Prenez un instant avant d’engloutir votre sixième expresso : une nouvelle étude australienne met un sérieux coup de frein sur la machine à café. Car si la boisson noire a parfois bonne presse, on ne pourra pas dire qu’on n’était pas prévenus…
Café : boisson miracle ou faux-ami du cerveau ?
Entre celles et ceux qui vantent ses vertus pour vivre plus longtemps (où sont les preuves, nom d’un arabica ?) et d’autres qui lui collent tous les maux du cerveau, le café fait débat. Mais voilà qu’une équipe de chercheurs de l’Université d’Australie-Méridionale s’est penchée sur le sujet. Leur objectif : trancher une bonne fois pour toutes. Leur conclusion ? Comme souvent dans la vie, tout est question d’équilibre, surtout pour notre précieuse caboche.
La plus grande étude jamais menée sur le café et la santé cérébrale
Si vous pensez « encore une micro-étude sur 18 personnes », détrompez-vous. Les chercheurs ont examiné en profondeur pas moins de 17 702 participants britanniques (oui, les Anglais boivent aussi du café !), âgés de 37 à 73 ans, issus de la Biobank du Royaume-Uni. L’enquête, publiée dans la revue Nutritional Neuroscience, a de quoi faire trembler les amateurs de percolateur : une consommation de plus de six tasses par jour est associée à un volume cérébral total plus réduit et à un risque de démence accru.
On vous fait le résumé :
- Consommer plus de six tasses de café par jour = cerveau plus petit (statistiquement, rassurez-vous, votre crâne ne va pas rétrécir d’un coup),
- 53 % de risque de démence en plus comparé à ceux qui sirotent gentiment 1 à 2 tasses par jour,
- Tous les composants du cerveau sont concernés : matière grise, matière blanche et même l’hippocampe, le quartier général de la mémoire.

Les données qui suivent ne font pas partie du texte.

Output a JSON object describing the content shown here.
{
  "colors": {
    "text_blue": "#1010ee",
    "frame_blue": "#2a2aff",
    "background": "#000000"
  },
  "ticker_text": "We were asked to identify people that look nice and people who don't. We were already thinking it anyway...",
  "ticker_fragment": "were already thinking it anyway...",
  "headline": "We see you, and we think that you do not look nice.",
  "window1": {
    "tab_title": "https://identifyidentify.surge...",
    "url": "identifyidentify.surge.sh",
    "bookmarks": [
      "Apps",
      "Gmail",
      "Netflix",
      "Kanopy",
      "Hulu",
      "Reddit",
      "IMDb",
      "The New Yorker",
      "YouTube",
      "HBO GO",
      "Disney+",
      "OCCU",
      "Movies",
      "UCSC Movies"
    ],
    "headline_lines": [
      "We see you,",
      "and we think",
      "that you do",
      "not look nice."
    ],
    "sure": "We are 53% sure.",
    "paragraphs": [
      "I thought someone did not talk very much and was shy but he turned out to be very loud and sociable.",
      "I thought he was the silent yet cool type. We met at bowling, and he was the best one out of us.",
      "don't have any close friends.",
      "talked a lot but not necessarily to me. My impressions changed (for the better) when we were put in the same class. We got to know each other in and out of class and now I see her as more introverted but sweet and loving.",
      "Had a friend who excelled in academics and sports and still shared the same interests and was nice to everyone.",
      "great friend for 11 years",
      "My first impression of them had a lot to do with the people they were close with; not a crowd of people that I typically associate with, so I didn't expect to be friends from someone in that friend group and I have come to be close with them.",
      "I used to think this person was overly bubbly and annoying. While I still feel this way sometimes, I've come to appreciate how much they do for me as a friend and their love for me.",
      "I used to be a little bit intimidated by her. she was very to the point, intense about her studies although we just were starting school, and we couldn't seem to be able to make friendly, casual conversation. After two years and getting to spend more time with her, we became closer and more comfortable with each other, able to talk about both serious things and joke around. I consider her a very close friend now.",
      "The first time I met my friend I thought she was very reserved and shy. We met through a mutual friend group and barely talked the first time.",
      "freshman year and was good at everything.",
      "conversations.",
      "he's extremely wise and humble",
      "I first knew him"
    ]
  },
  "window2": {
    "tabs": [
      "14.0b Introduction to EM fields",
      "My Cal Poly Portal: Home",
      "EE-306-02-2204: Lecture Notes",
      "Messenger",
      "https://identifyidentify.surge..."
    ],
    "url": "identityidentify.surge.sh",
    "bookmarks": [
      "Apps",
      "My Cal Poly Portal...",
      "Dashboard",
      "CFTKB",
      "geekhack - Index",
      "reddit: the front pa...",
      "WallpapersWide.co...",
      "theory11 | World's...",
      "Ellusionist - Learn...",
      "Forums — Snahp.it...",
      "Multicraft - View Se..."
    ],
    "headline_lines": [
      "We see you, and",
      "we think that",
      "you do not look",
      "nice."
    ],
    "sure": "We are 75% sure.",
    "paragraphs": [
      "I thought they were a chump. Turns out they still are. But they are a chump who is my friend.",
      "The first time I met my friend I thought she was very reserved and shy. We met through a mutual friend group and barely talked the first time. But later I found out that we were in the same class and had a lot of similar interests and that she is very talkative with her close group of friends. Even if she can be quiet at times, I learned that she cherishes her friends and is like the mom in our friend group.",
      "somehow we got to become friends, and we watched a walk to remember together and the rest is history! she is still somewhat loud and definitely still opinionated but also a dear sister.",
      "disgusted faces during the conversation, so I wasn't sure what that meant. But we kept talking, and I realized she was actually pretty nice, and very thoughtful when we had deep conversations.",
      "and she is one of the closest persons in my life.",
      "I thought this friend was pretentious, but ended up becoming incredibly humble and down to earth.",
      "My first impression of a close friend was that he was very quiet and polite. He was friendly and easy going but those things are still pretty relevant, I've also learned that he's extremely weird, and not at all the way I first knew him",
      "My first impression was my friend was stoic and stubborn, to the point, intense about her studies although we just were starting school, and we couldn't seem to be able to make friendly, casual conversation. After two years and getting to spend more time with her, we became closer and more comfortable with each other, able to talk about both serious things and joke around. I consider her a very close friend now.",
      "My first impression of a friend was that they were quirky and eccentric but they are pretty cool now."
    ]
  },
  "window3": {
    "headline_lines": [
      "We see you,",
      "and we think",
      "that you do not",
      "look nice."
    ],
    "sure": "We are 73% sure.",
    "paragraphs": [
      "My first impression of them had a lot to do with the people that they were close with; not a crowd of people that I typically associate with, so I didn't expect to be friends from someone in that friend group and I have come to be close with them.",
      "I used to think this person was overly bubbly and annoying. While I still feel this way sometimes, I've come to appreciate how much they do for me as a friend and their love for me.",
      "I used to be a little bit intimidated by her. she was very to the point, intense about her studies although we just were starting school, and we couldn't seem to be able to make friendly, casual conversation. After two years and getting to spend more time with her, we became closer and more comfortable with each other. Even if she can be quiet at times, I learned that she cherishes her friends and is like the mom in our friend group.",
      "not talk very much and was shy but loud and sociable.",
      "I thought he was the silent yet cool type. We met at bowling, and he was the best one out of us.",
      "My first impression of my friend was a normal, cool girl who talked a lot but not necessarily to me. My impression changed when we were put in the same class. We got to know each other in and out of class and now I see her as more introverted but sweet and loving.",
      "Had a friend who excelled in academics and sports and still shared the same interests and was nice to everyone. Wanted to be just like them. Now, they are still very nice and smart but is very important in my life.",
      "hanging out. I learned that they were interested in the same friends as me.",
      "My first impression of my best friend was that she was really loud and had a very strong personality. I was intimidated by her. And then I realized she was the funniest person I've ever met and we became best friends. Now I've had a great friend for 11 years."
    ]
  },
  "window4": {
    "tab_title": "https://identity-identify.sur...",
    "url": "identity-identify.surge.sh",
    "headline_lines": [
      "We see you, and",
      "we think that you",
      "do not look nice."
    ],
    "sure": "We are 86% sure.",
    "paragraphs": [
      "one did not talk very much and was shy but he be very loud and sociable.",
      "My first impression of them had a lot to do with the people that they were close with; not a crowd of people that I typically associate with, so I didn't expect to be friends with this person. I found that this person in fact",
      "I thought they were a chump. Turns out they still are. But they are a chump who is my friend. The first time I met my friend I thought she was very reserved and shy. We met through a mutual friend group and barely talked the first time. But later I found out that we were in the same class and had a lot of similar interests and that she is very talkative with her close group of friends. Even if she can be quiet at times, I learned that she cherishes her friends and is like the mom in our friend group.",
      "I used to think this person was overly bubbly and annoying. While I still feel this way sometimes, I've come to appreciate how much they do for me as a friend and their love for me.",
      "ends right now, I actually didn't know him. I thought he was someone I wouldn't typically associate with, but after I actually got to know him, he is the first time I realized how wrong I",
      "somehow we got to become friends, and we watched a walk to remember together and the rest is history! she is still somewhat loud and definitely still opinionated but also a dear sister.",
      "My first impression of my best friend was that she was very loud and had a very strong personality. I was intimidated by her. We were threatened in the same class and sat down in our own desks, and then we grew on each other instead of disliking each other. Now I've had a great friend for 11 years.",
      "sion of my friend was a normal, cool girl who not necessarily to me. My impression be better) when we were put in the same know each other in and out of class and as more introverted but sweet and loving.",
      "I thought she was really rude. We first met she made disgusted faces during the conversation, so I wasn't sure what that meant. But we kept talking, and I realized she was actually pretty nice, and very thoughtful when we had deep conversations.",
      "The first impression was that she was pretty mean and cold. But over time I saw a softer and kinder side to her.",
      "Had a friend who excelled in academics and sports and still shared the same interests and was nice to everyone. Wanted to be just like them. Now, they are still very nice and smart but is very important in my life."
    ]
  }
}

Une recherche solide… et des conclusions prudentes
Le Pr Kitty Pham, principale auteur de l’étude, ne fait pas dans la demi-mesure : « Le café est l’une des boissons les plus populaires. Pourtant, avec une consommation mondiale dépassant neuf milliards de kilogrammes par an, il devient essentiel de cerner toutes ses implications sur la santé ». Effectivement, c’est un vrai enjeu de santé publique.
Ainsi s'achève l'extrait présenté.